6. To move up the ANSing ladder you must give a lap dance to some billionaire Methuselah who looks like Gollum. I’m talkin’ about a very, very wealthy and nutty octogenarian. Not only that, but you’ve got to bump & grind him so well that he coughs up not only his dentures and the Similac snack he had that afternoon, but a wedding ring and half a billion dollars. C’mon girl. Snap that thong, snap that thong, get a diamond ring and bang that gong!

7. Another thing that’ll help you scoot on down the ANSing road is to turn your vagina and all other orifices into a revolving door. Yes, when you want something like a Louis Vuitton purse, a Toyota Camry, a Tiffany charm bracelet, a breast upgrade, lip injections, Methadone, the principle part in a D-grade lesbian sci-fi flick or a house in the Bahamas . . . well, the best way to get your way is to have sex with whomever has the denari (remember point 6!). Look, that’s easier than all that working/waiting nonsense, isn’t it?
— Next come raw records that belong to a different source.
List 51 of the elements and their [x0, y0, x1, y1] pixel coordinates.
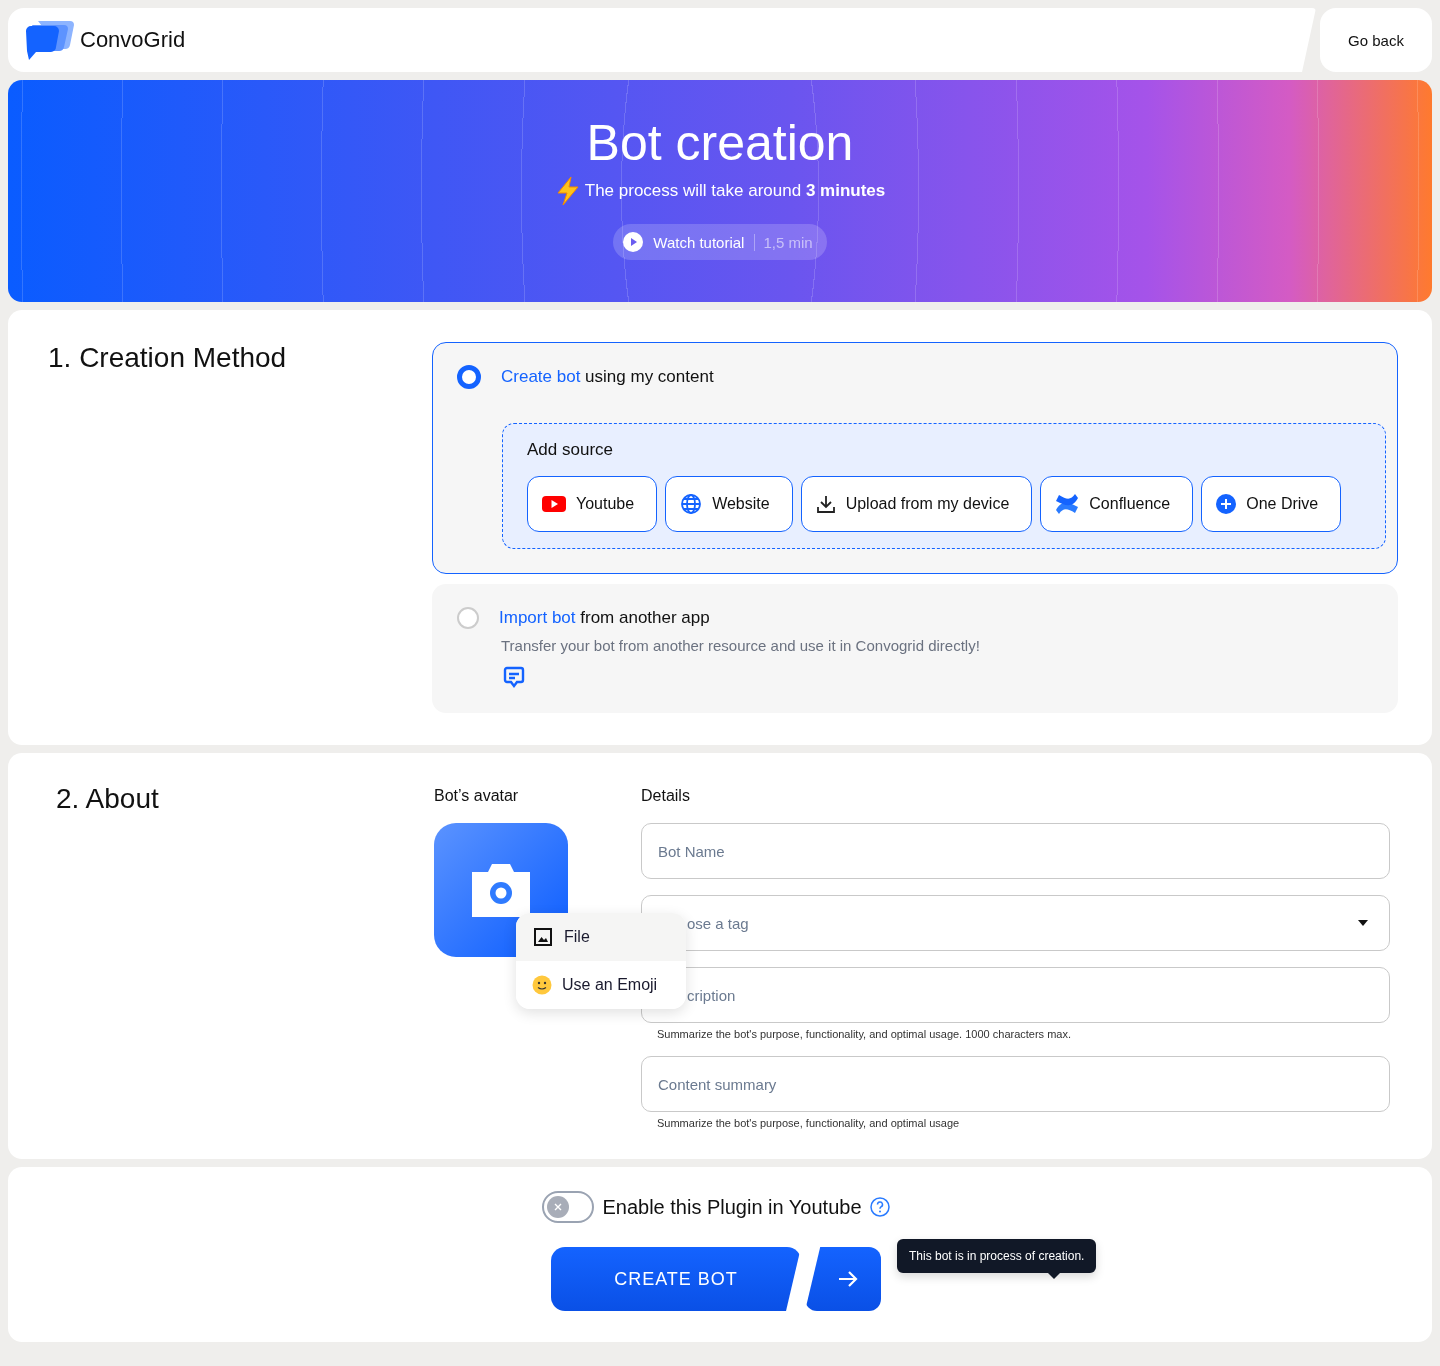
option-title: Create bot using my content	[501, 367, 714, 387]
watch-tutorial-button[interactable]: Watch tutorial 1,5 min	[613, 224, 827, 260]
toggle-label: Enable this Plugin in Youtube	[602, 1195, 862, 1219]
option-description: Transfer your bot from another resource and use it in Convogrid directly!	[501, 637, 981, 654]
video-play-icon	[542, 495, 566, 513]
lightning-icon	[554, 176, 581, 206]
tooltip: This bot is in process of creation.	[897, 1239, 1097, 1273]
avatar-label: Bot’s avatar	[434, 787, 520, 805]
source-button[interactable]: Upload from my device	[800, 476, 1033, 532]
source-button[interactable]: One Drive	[1201, 476, 1342, 532]
section-title: 2. About	[55, 783, 160, 816]
arrow-right-icon	[838, 1270, 858, 1288]
go-back-button[interactable]: Go back	[1320, 8, 1432, 72]
tag-dropdown[interactable]: ose a tag	[641, 895, 1390, 951]
image-icon	[534, 928, 552, 946]
creation-option[interactable]: Import bot from another app Transfer your bot from another resource and use it in Convogrid directly!	[432, 584, 1398, 713]
tooltip-pointer	[1048, 1273, 1061, 1279]
hero-title: Bot creation	[586, 114, 854, 172]
input-field[interactable]: Content summary	[641, 1056, 1390, 1112]
plus-icon	[1216, 494, 1237, 514]
camera-icon	[470, 862, 532, 918]
tutorial-duration: 1,5 min	[754, 233, 813, 251]
chat-icon	[503, 666, 525, 688]
logo-icon	[24, 19, 74, 61]
globe-icon	[680, 493, 703, 515]
create-bot-button[interactable]: CREATE BOT	[551, 1247, 801, 1311]
panel-title: Add source	[527, 440, 614, 460]
next-button[interactable]	[805, 1247, 881, 1311]
toggle-switch[interactable]	[542, 1191, 595, 1223]
menu-item[interactable]: File	[516, 913, 686, 961]
play-icon	[623, 232, 644, 252]
brand-name: ConvoGrid	[80, 27, 186, 53]
details-label: Details	[641, 787, 691, 805]
download-icon	[815, 494, 836, 514]
field-hint: Summarize the bot's purpose, functionality, and optimal usage. 1000 characters max.	[656, 1028, 1072, 1040]
section-title: 1. Creation Method	[47, 342, 288, 375]
source-button[interactable]: Youtube	[527, 476, 658, 532]
help-icon[interactable]	[869, 1197, 890, 1217]
crossed-waves-icon	[1055, 492, 1080, 516]
input-field[interactable]: Bot Name	[641, 823, 1390, 879]
dropdown-caret-icon	[1358, 920, 1368, 926]
creation-option[interactable]: Create bot using my content Add source Youtube Website Upload from my device Confluence One Drive	[432, 342, 1398, 574]
radio-button[interactable]	[457, 365, 481, 389]
smiley-icon	[532, 975, 552, 995]
hero-subtitle: The process will take around 3 minutes	[584, 181, 886, 201]
menu-item[interactable]: Use an Emoji	[516, 961, 686, 1009]
source-button[interactable]: Website	[665, 476, 793, 532]
source-button[interactable]: Confluence	[1040, 476, 1194, 532]
field-hint: Summarize the bot's purpose, functionality, and optimal usage	[656, 1117, 961, 1129]
x-icon	[554, 1203, 563, 1211]
option-title: Import bot from another app	[499, 608, 710, 628]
8. If you, the ANSer, choose to procreate, just make sure you do not cease your selfish and hellish lifestyle and that your kids get swamped in your wake. First of all, if you want to have a child, instead of having your kid with one man that you love, I suggest having intercourse with several men in ages ranging from 20 to 70, from photographers to princes. Secondly, to make sure your mayhem has a multigenerational effect, drinking and doing drugs while pregnant is a good way to accomplish this end. Thirdly, as your child grows, let him see that you never abandoned your destructive habits. Fourthly, if your weirdness doesn’t seem to be adversely pummeling your child, then surround yourself with creepy, opportunistic lawyers, folks with better drugs, TV producers who’ll give you big money for staying wasted and “yes men” who’ll never tell you that you are a stupid, stupid woman.

Remember ladies, when you’re attempting to court catastrophe and you don’t know what to do, simply pause and ask yourself the question, “What would Anna Nicole Smith do?” Then follow suit (keeping the above list handy is helpful, too).

Look, Anna Nicole didn’t live long, but she looked like she was having fun—didn’t she? She was on TV a lot, which was pretty cool. Since we have evolved from the fairy tale stage of religious beliefs in all that personal accountability, salvation and damnation stuff, we can rest assured that Anna Nicole has simply passed (as you will also) from one party to the next. Therefore, proceed on, girlfriend, and keep on Anna Nicole Smithing.